Throughout history the vast majority of humans died in a world that looked very much like it did when they were born. More recently, the exponential growth of technology has fundamentally shifted the world’s systems and the humans who occupy it. The oil and gas industry has been struggling with the question of how it will adopt and adapt in light of these technological advancements. The largest driver in the current market of uncertainty is choosing a technology that will provide optimal learning for the least amount of effort, money and time.
One area in which the industry has chosen to explore technological advantage is in generating type curves and accurately forecasting well production. Traditional methods are based on empirical equations formulated in the 1940s that have no physical rationale. The original Arps equation was derived empirically through observation, but it is notoriously unstable. Currently, engineers use a mix of modified Arps methods as well as area expertise. Unfortunately, this method can introduce errors, or even a level of bias, which makes it very difficult, if not impossible, for two independently hand-built forecasts for a given well to be meaningfully reconciled against one another. One area in which computers are superior to humans is in pattern recognition. Machines can process copious volumes of data to empirically diagnose cancer better than doctors (90% versus 50%, respectively). Can a computer also predict well production more accurately?
Predictive analytics is the science of using past facts to understand the present and predict the future, specifically by training a model using historic data. Writing the algorithm to do that successfully has confounded the industry even with the advantage of big datasets and high-speed computing. The industry has only found one method that eschews the Arps formula altogether and tackles the problem from first principles using the diffusion equation as its base. With inputs of only monthly oil, gas, water volumes and producing hours, the BetaZi physio-statistical model can automatically forecast hydrocarbon production by finding 1 million possible scenarios (called samples), which explain the production history of a well (Figure 1). The model then runs statistics over the samples to establish a P50 forecast with calibrated forecast percentiles that represent a spread of risk around the P50. Finally, it tests results to make sure they are accurate. This is a powerful new scientific model that relies on quality data input.
This predictive analytics algorithm works because it uses advanced science to combine both physics and experience into its solutions. It uses multiple solutions to differential equations to ensure that samples always honor the fundamental physics of fluid flow. At the same time, the model uses experience learned from training on large datasets to understand how typical well behavior deviates from physics.
geoLOGIC Systems ran its own test to determine how forecasts generated by this model fair against those produced by a seasoned human reservoir engineer (HRE).
The company started with forecasts that were generated in October 2017 on a series of 19 British Columbia Montney wells. The wells were all operated by the same company and had at least three months of production data. To test for the accuracy of the predictions, geoLOGIC examined the cumulative gas produced in the following year (October 2017 to October 2018) and compared it with curves generated by basinINTEL, a data-driven production forecasting software powered by BetaZi, and the HRE in October 2017.
Figure 2 shows the difference between the cumulative gas reported over the following 12 months and the two different forecasts. The automatic forecasts generated by this software were more accurate in 10 out of 19 cases, and one would argue a tie on Well 4 (seeing as it was down to a decimal point).
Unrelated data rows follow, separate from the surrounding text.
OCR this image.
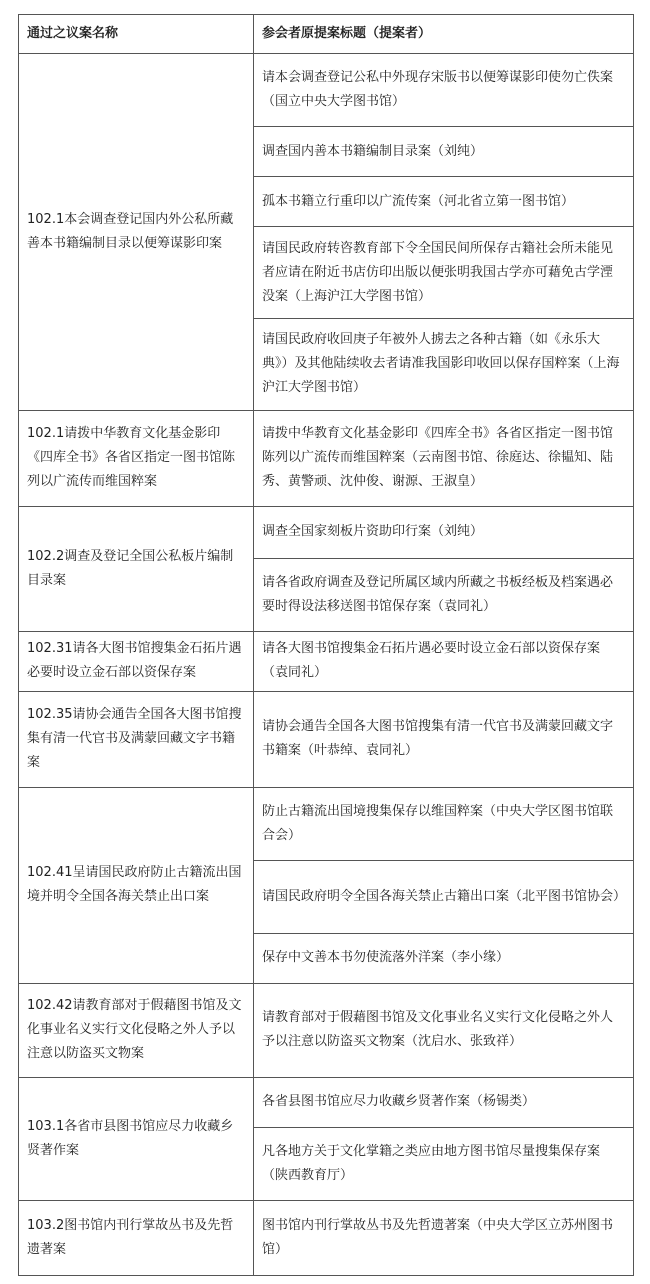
通过之议案名称	参会者原提案标题（提案者）
102.1本会调查登记国内外公私所藏善本书籍编制目录以便筹谋影印案	请本会调查登记公私中外现存宋版书以便筹谋影印使勿亡佚案（国立中央大学图书馆）
	调查国内善本书籍编制目录案（刘纯）
	孤本书籍立行重印以广流传案（河北省立第一图书馆）
	请国民政府转咨教育部下令全国民间所保存古籍社会所未能见者应请在附近书店仿印出版以便张明我国古学亦可藉免古学湮没案（上海沪江大学图书馆）
	请国民政府收回庚子年被外人掳去之各种古籍（如《永乐大典》）及其他陆续收去者请准我国影印收回以保存国粹案（上海沪江大学图书馆）
102.1请拨中华教育文化基金影印《四库全书》各省区指定一图书馆陈列以广流传而维国粹案	请拨中华教育文化基金影印《四库全书》各省区指定一图书馆陈列以广流传而维国粹案（云南图书馆、徐庭达、徐韫知、陆秀、黄警顽、沈仲俊、谢源、王淑皇）
102.2调查及登记全国公私板片编制目录案	调查全国家刻板片资助印行案（刘纯）
	请各省政府调查及登记所属区域内所藏之书板经板及档案遇必要时得设法移送图书馆保存案（袁同礼）
102.31请各大图书馆搜集金石拓片遇必要时设立金石部以资保存案	请各大图书馆搜集金石拓片遇必要时设立金石部以资保存案（袁同礼）
102.35请协会通告全国各大图书馆搜集有清一代官书及满蒙回藏文字书籍案	请协会通告全国各大图书馆搜集有清一代官书及满蒙回藏文字书籍案（叶恭绰、袁同礼）
102.41呈请国民政府防止古籍流出国境并明令全国各海关禁止出口案	防止古籍流出国境搜集保存以维国粹案（中央大学区图书馆联合会）
	请国民政府明令全国各海关禁止古籍出口案（北平图书馆协会）
	保存中文善本书勿使流落外洋案（李小缘）
102.42请教育部对于假藉图书馆及文化事业名义实行文化侵略之外人予以注意以防盗买文物案	请教育部对于假藉图书馆及文化事业名义实行文化侵略之外人予以注意以防盗买文物案（沈启水、张致祥）
103.1各省市县图书馆应尽力收藏乡贤著作案	各省县图书馆应尽力收藏乡贤著作案（杨锡类）
	凡各地方关于文化掌籍之类应由地方图书馆尽量搜集保存案（陕西教育厅）
103.2图书馆内刊行掌故丛书及先哲遗著案	图书馆内刊行掌故丛书及先哲遗著案（中央大学区立苏州图书馆）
On average, the software outperformed the HRE (-5% inaccuracy versus 30%-plus) with a smaller variance and no outliers. Also, for the most part, the HRE seemed to overestimate a well’s ability to produce, which could severely impact return on investment calculations.
Notably, five of the nine wells the HRE forecasted more accurately than the software were on production for only four months before the forecast being performed. In one example, a well had just reached the
peak rate on the month the forecast was generated. The HRE created these curves based on area expertise rather than the actual production data, causing them to be more art than science.
geoLOGIC concluded that the automatic forecasts were superior for accuracy, cost-efficiency and time. The company found this new science was able to provide thousands of unbiased forecasts at one’s fingertips, as opposed to the labor-intensive and error-prone methods of conventional production forecasting. This technology is cheap and available enough to allow anyone to use it as a baseline for evaluating not just big deals but all of their well data.